In fact, this style of debate typifies one of the most grievous sins of the last few years of political discourse, one directly traceable to the tea party movement’s sudden discovery of constitutionalism: the assumption that every policy debate must take on constitutional dimensions. It’s entirely possible that the health care bill is bad policy, while still being constitutional; but this is a debate of which the people have been deprived. We must learn to clash on narrow ground; or we’ll get nowhere. Politico continues to set us back.

Advertisements

16 comments

  1. “… the assumption that every policy debate must take on constitutional dimensions.”

    You attribute this to the Tea Party movement but wouldn’t it be more accurate to pin root cause on the liberal attitude of ‘don’t legislate when you can litigate’ during the Bush years?

  2. What litigation are you thinking of, as exemplary of this “liberal attitude”?

  3. Gay mariage comes to mind first.

  4. Or perhaps Citizens United v. FEC?

    Oh, wait. There was something different about that one…

    1. I’m pretty sure Democratic fundraisers were happy about CU.

      http://www.politico.com/news/stories/1110/45542.html

    2. I wouldn’t know about that, but Citizens United is a conservative organization.

      My point is that rather that bring something that liberals do, litigating is done by both sides of the spectrum to gain or defend rights that the political majority would not otherwise support. Which is exactly what the courts are there for.

      There’s the recent MacDonald v. Chicago as well. Or the various states’ challenges to the health care reform. That’s quintessentially “litigating rather that legislating”‘.

      1. “My point is that rather that bring something that liberals do, litigating is done by both sides of the spectrum to gain or defend rights that the political majority would not otherwise support.”

        I’ll be happy to concede that point. Does that mean that you agree with me that Ames’ point is incorrect when he suggests that finding Constitutional problems with laws is a new TP-created phenomenon?

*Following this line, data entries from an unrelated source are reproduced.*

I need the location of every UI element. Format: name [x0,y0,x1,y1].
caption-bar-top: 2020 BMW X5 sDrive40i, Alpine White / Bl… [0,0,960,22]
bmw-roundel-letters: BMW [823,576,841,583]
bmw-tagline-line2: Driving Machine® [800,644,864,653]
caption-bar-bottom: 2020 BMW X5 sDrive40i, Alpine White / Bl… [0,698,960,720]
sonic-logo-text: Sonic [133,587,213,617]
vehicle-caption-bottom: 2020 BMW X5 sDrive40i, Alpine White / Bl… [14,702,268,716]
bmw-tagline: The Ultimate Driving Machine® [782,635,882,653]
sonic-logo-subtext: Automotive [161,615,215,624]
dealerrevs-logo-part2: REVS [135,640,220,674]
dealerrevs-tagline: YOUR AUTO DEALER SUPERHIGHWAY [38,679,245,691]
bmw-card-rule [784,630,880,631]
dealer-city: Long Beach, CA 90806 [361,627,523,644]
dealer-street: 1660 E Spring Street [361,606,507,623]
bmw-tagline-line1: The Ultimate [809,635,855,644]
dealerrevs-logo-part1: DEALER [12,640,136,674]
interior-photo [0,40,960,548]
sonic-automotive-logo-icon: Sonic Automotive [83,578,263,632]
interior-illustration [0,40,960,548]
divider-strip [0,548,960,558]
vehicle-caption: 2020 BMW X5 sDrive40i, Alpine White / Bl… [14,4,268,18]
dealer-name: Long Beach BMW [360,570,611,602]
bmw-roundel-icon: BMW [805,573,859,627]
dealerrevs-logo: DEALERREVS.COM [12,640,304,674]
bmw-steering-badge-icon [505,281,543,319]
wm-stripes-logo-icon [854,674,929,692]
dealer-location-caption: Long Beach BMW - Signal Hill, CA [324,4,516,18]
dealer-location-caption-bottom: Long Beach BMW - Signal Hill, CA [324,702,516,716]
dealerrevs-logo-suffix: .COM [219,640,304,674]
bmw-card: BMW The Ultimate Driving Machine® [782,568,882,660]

      2. That’s been done since the First Congress – the National Bank debates come to mind – but I don’t think that was Ames’ point either: “…the assumption that every policy debate must take on constitutional dimensions.” It is true that the TP shout a whole lot about the Constitution, often when a discussion about the actual merits of a given proposal would be more productive, and just as often not at a particularly informed level.

        I don’t quite see what any of this has to do with WikiLeaks, though. O’Reilly being crazy is nothing new, but I thought the Politico article was OK, and they do have a point in that there seems very little in the cables that have been released so far that would justify the leak.

        1. Isn’t any legal challenge of a law essentially a Constitutional challenge?

          1. STL Lawyer · ·

            No. Vagueness, overbreadth, and conflict with other laws are common legal challenges that are not necessarily constitutional challenges.

  5. Raising constitutional issues with EVERY law, and in bad faith, is the tea party hallmark. There was no significant gay marriage litigation during the Bush years, by the way: I thought what you were thinking of was the detainee litigation undertaken by a significant element of the ABA. This wouldn’t support your argument either, because the Bush detention scheme was blatantly unconstitutional, to the point of shocking the conscience.

    More generally, civil rights litigation is sui generis, and doesn’t fit in with this theory at all. Social progress is procured by litigation in America more often than not. That’s the nature of majoritarian democracy, and the value of a countermajoritarian tool like judicial review.

    Objecting to government spending and legislation as ultra vires is something entirely different. Especially when it follows so closely on the heels of legislative defeat.

  6. How can a (lower case) tea party organization have a halmark? Wouldn’t the very existence of a ‘halmark’ seem to justify the formal Tea Party designation (not to mention putting over a dozen federal-level legislators in office)? It seems excessively passive-aggressive at this point Ames, even for you.

    1. Did I miss an argument from a different thread? When did capitalizing “t/Tea p/Party” become a thing?